Container `stdout` and `stderr` are captured automatically at every lifecycle stage (startup, running, errored)—they appear in the Workload's Activity log > Logs tab without any SDK setup.

> [!NOTE] Logs require OTLP push—stdout scraping does not apply
> The conventional OTel pattern for logs is a collector DaemonSet that scrapes pod stdout from the host filesystem.DataRobot's collector does not scrape container stdout.Plain `print()` calls and unconfigured `logging` appear in the Activity log > Logs tab but do not reach the OTel observability surface. To get logs into the OTel surface as structured records, install the OTel logging handler so the application pushes log records via OTLP HTTP—the same transport used by traces and metrics.

Explicit OTel instrumentation is needed when you want traces, application metrics, or structured logs on the OTel observability surface. When your application emits OTel signals, the platform handles transport: the OTel exporters read `OTEL_EXPORTER_OTLP_ENDPOINT` from the environment, which the platform sets when the container starts.

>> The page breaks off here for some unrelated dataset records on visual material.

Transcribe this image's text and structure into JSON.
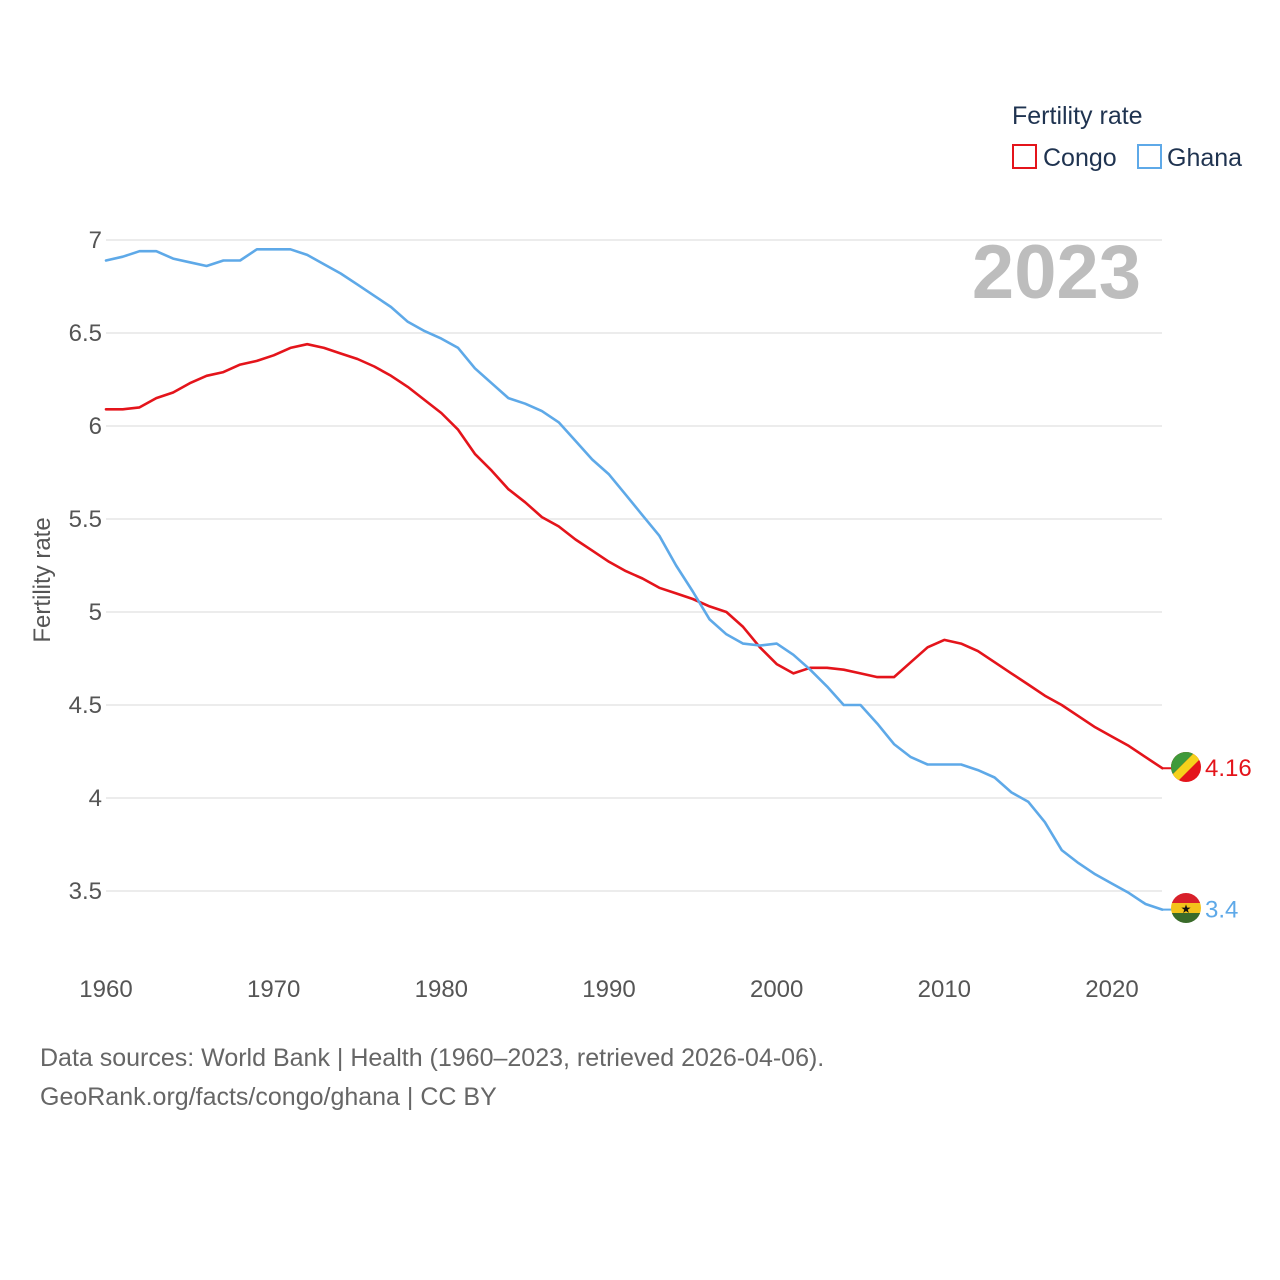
{
  "chart_data": {
    "type": "line",
    "year_label": "2023",
    "ylabel": "Fertility rate",
    "xlabel": "",
    "xlim": [
      1960,
      2023
    ],
    "ylim": [
      3.25,
      7.0
    ],
    "x_ticks": [
      "1960",
      "1970",
      "1980",
      "1990",
      "2000",
      "2010",
      "2020"
    ],
    "y_ticks": [
      "3.5",
      "4",
      "4.5",
      "5",
      "5.5",
      "6",
      "6.5",
      "7"
    ],
    "legend": {
      "title": "Fertility rate",
      "position": "top-right"
    },
    "x": [
      1960,
      1961,
      1962,
      1963,
      1964,
      1965,
      1966,
      1967,
      1968,
      1969,
      1970,
      1971,
      1972,
      1973,
      1974,
      1975,
      1976,
      1977,
      1978,
      1979,
      1980,
      1981,
      1982,
      1983,
      1984,
      1985,
      1986,
      1987,
      1988,
      1989,
      1990,
      1991,
      1992,
      1993,
      1994,
      1995,
      1996,
      1997,
      1998,
      1999,
      2000,
      2001,
      2002,
      2003,
      2004,
      2005,
      2006,
      2007,
      2008,
      2009,
      2010,
      2011,
      2012,
      2013,
      2014,
      2015,
      2016,
      2017,
      2018,
      2019,
      2020,
      2021,
      2022,
      2023
    ],
    "series": [
      {
        "name": "Congo",
        "color": "#e4141b",
        "end_label": "4.16",
        "values": [
          6.09,
          6.09,
          6.1,
          6.15,
          6.18,
          6.23,
          6.27,
          6.29,
          6.33,
          6.35,
          6.38,
          6.42,
          6.44,
          6.42,
          6.39,
          6.36,
          6.32,
          6.27,
          6.21,
          6.14,
          6.07,
          5.98,
          5.85,
          5.76,
          5.66,
          5.59,
          5.51,
          5.46,
          5.39,
          5.33,
          5.27,
          5.22,
          5.18,
          5.13,
          5.1,
          5.07,
          5.03,
          5.0,
          4.92,
          4.81,
          4.72,
          4.67,
          4.7,
          4.7,
          4.69,
          4.67,
          4.65,
          4.65,
          4.73,
          4.81,
          4.85,
          4.83,
          4.79,
          4.73,
          4.67,
          4.61,
          4.55,
          4.5,
          4.44,
          4.38,
          4.33,
          4.28,
          4.22,
          4.16
        ]
      },
      {
        "name": "Ghana",
        "color": "#5ea9e8",
        "end_label": "3.4",
        "values": [
          6.89,
          6.91,
          6.94,
          6.94,
          6.9,
          6.88,
          6.86,
          6.89,
          6.89,
          6.95,
          6.95,
          6.95,
          6.92,
          6.87,
          6.82,
          6.76,
          6.7,
          6.64,
          6.56,
          6.51,
          6.47,
          6.42,
          6.31,
          6.23,
          6.15,
          6.12,
          6.08,
          6.02,
          5.92,
          5.82,
          5.74,
          5.63,
          5.52,
          5.41,
          5.25,
          5.11,
          4.96,
          4.88,
          4.83,
          4.82,
          4.83,
          4.77,
          4.69,
          4.6,
          4.5,
          4.5,
          4.4,
          4.29,
          4.22,
          4.18,
          4.18,
          4.18,
          4.15,
          4.11,
          4.03,
          3.98,
          3.87,
          3.72,
          3.65,
          3.59,
          3.54,
          3.49,
          3.43,
          3.4
        ]
      }
    ]
  },
  "footer": {
    "line1": "Data sources: World Bank | Health (1960–2023, retrieved 2026-04-06).",
    "line2": "GeoRank.org/facts/congo/ghana | CC BY"
  },
  "flags": {
    "congo": "congo-flag-icon",
    "ghana": "ghana-flag-icon",
    "ghana_star": "★"
  }
}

For copy-ready Python SDK snippets that configure tracing, logging, and metrics against the platform's OTLP endpoint, see [Instrument a Workload with OpenTelemetry](https://docs.datarobot.com/en/docs/workload-api/monitor-workloads/instrument-with-otel.html.md). The same snippets are surfaced in the Console on the Workload's Endpoints > Instrumentation sub-tab.

## Reset Workload stats

`POST /workloads/{workload_id}/promote` resets statistics automatically so production starts from a clean baseline. To reset stats manually—for a specific time window or for a specific proton—use `DELETE /workloads/{workload_id}/stats`:

```
# Reset all stats for the current proton
curl -X DELETE "${DATAROBOT_ENDPOINT}/workloads/${WORKLOAD_ID}/stats" \
  -H "Authorization: Bearer ${DATAROBOT_API_TOKEN}"

# Reset stats for a time window
curl -X DELETE "${DATAROBOT_ENDPOINT}/workloads/${WORKLOAD_ID}/stats?startTime=2026-04-01T00:00:00Z&endTime=2026-04-15T00:00:00Z" \
  -H "Authorization: Bearer ${DATAROBOT_API_TOKEN}"
```

`protonId`, `startTime`, and `endTime` are optional query parameters; omit them to clear stats for the current proton across the full retention window.